"for the love of you" reminds me so cal, from when i was a little girl. reminds me of my dad driving and me sitting shotgun. wind in my face. good times. better days. i think the best days of my life were when i was a little, too young to understand too much and hopefully also the days after college where i'm on my own...living how i want to live. hopefully!
ugh i was supposed to work out today but i didn't get a lot of sleep. i think i slept from 3 to 630am. i'm sluggish. i couldn't sleep last night it was crazy! caffine was all up in my system, but i guess that is my fault. i drank a cup of coffee & i don't know how many cups of tea i had...physically i was exhausted but my mind was going haywire. i layed in bed, closed my eyes, took deep breaths but sleep did not want to claim me; it was frustrating. i was trying to find sleep but my mind wouldn't find any peace at all. it kept thinking about micro: bacillus subtilis, skin diseases, and nervous system diseases. gah...

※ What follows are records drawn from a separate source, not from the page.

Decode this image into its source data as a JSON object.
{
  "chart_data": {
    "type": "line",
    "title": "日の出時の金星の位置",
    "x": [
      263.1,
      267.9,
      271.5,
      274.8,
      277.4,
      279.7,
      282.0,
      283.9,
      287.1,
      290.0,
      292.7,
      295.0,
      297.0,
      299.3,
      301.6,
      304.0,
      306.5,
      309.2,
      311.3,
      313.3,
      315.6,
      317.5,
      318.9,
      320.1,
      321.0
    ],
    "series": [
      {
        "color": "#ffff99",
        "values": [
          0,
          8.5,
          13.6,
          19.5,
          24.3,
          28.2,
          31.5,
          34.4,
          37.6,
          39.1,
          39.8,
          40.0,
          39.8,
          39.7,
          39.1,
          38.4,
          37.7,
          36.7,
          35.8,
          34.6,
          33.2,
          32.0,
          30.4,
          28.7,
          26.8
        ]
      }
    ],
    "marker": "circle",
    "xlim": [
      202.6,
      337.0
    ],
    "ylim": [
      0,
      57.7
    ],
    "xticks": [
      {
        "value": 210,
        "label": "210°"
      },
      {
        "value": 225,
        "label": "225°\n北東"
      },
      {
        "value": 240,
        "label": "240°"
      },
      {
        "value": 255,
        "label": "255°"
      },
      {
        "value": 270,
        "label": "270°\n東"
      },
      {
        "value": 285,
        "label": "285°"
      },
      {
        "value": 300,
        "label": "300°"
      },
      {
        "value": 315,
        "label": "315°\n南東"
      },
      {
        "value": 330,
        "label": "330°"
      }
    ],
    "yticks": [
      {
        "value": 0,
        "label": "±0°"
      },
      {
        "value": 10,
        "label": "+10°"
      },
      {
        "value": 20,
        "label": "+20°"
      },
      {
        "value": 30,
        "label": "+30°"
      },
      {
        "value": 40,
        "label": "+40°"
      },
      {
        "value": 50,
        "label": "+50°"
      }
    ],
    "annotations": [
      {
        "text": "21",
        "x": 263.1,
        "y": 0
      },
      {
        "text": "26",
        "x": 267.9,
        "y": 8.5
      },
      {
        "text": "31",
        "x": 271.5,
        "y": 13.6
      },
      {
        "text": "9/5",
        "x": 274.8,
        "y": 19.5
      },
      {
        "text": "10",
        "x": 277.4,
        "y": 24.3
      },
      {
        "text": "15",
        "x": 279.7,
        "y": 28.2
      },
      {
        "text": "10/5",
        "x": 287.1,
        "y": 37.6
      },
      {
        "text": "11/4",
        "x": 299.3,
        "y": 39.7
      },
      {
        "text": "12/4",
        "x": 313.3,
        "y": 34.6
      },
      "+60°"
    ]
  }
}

but i'm about to shower soon and crack down on some more school work so i'm not entirely unproductive. i have a lot of weight to lose though. i was looking at pictures from last summer..man if i could get that size again i'd be happy.
i heard about the walmart employer that got trampled by the shopping mob--that is a very sad thing. the drive for material cost a man his life...that's just too much. great mall was definitely too much! i don't think i'm black friday shopping again. hahaha..i say that.
yeah, gona shower now, & start the hw.